Motivation is not the same as affirmation, however. I have wonderful people here who don’t need motivation. But I like to affirm them when I can. Still, have you ever had a great professor who didn’t affirm but for whom you worked your butt off? People want to be in an environment with the highest standard; it inspires them. Being someplace where you can feel proud of your organization is inspiring.
So, what really makes a place the right place to work? First, the values. Second, the people who connect with those values, and then third—that the model and system and all the work produce real results.
What trends did you notice in Good to Great companies’ treatment of employees?
First of all, there’s no evidence that a company has to have concern for its employees as a core value. There are a number of inherently great companies that didn’t have this. I don’t think Walt Disney cared about his people. He cared about films, and Disneyland, and smiles of kids. On the other side, with Hewlett-Packard and IBM, you had the antithesis of Walt Disney. When you look at corporate history, what matters is not what core values you have but that you have core values. And that you believe them.

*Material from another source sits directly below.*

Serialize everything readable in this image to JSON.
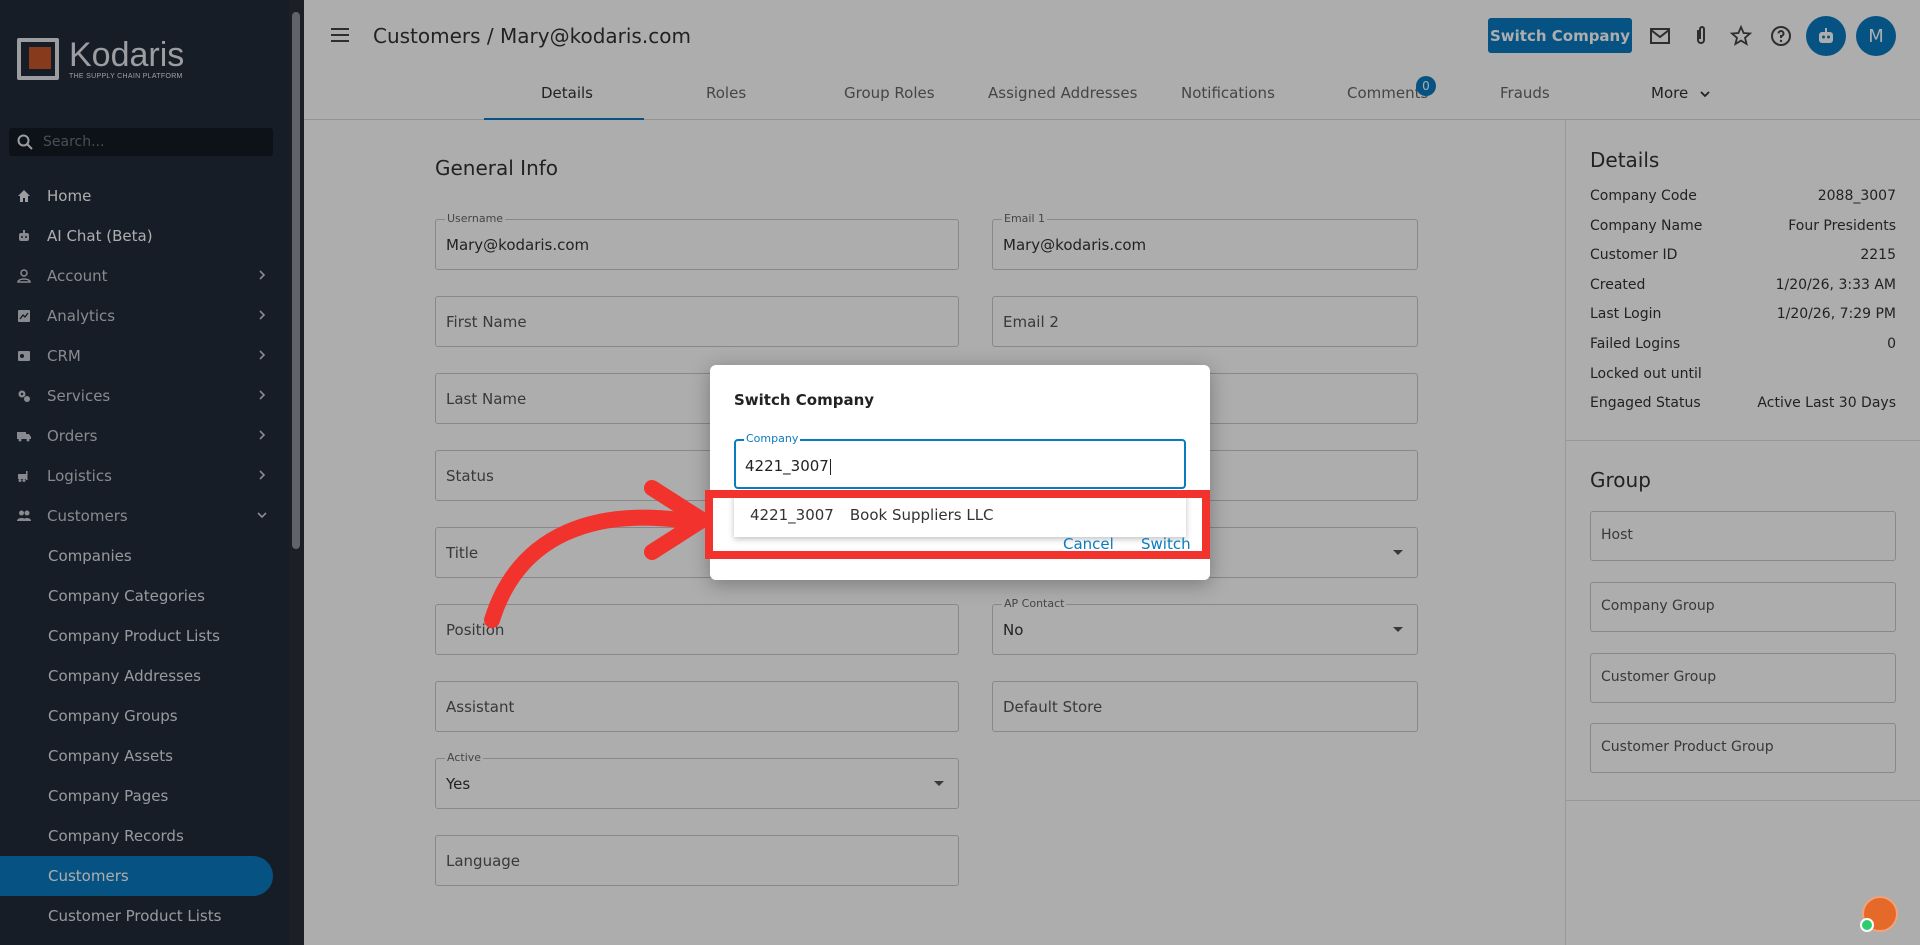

There are two sides to that coin. If you don’t have concern for employees as a core value, don’t say that you do. That will cause more harm. Fundamentally, if your value system is the mission, then be honest about it and pursue it fanatically. The other side of the coin is equally important: there’s no evidence that you’re at a competitive disadvantage if you do have a tremendous concern for your people. You can have a great company having that as a core value. So the real question is, what are your company values? Live them fanatically.
What are the typical barriers to becoming a Level 5 leader?
The question regarding Level 5 is which side is harder for you? The humility or the will? The magic of Level 5 is the combination of the two, not just one or the other. One side is usually harder for people than the other. Sometimes it takes brutally hard decisions to be Level 5. What if Abraham Lincoln could not stomach the consequences of his being Level 5, which was to endure five years of the bloodiest conflict so that our nation could live? Would you do whatever is needed for the cause?
If your struggle is on humility side, have people track your questions-to-statements ratio. You should see that ratio go up over time. Another thing is to really practice the discipline of the window and the mirror. Give credit to people outside the window and look at the mirror when things go wrong. As for the will: when you come to a fork in the road, one side is about being comfortable, and the other is about the cause, or the mission, or the work. You know that the best thing for the cause is to go one way, but the more comfortable decision for you is to step right. The key is to try to keep increasing your tendency to step left.
Has writing this book had any impact on you?
The book changed me more than Built to Last. On every dimension, it changed me. I find Level 5 challenging for me. The standard is enormously compelling. And for me the “who” question is now the most significant. I think about it whenever I make decisions, whether it’s who to hire or who to have renovate my kitchen. It’s all about “who.”
I have absolutely no religious background at all, which gives me more confidence in the findings. If I had come from a strong religious background, I’d be more suspicious. After the book came out, I kept hearing people say to me, “There was this ultimate Level 5 leader who lived 2,000 years ago. The things he talked about in the Gospels have great compatibility with what you say.” Of course I had heard about Jesus, but as a result of finding out about Level 5, I was inspired to begin reading the New Testament to see for myself.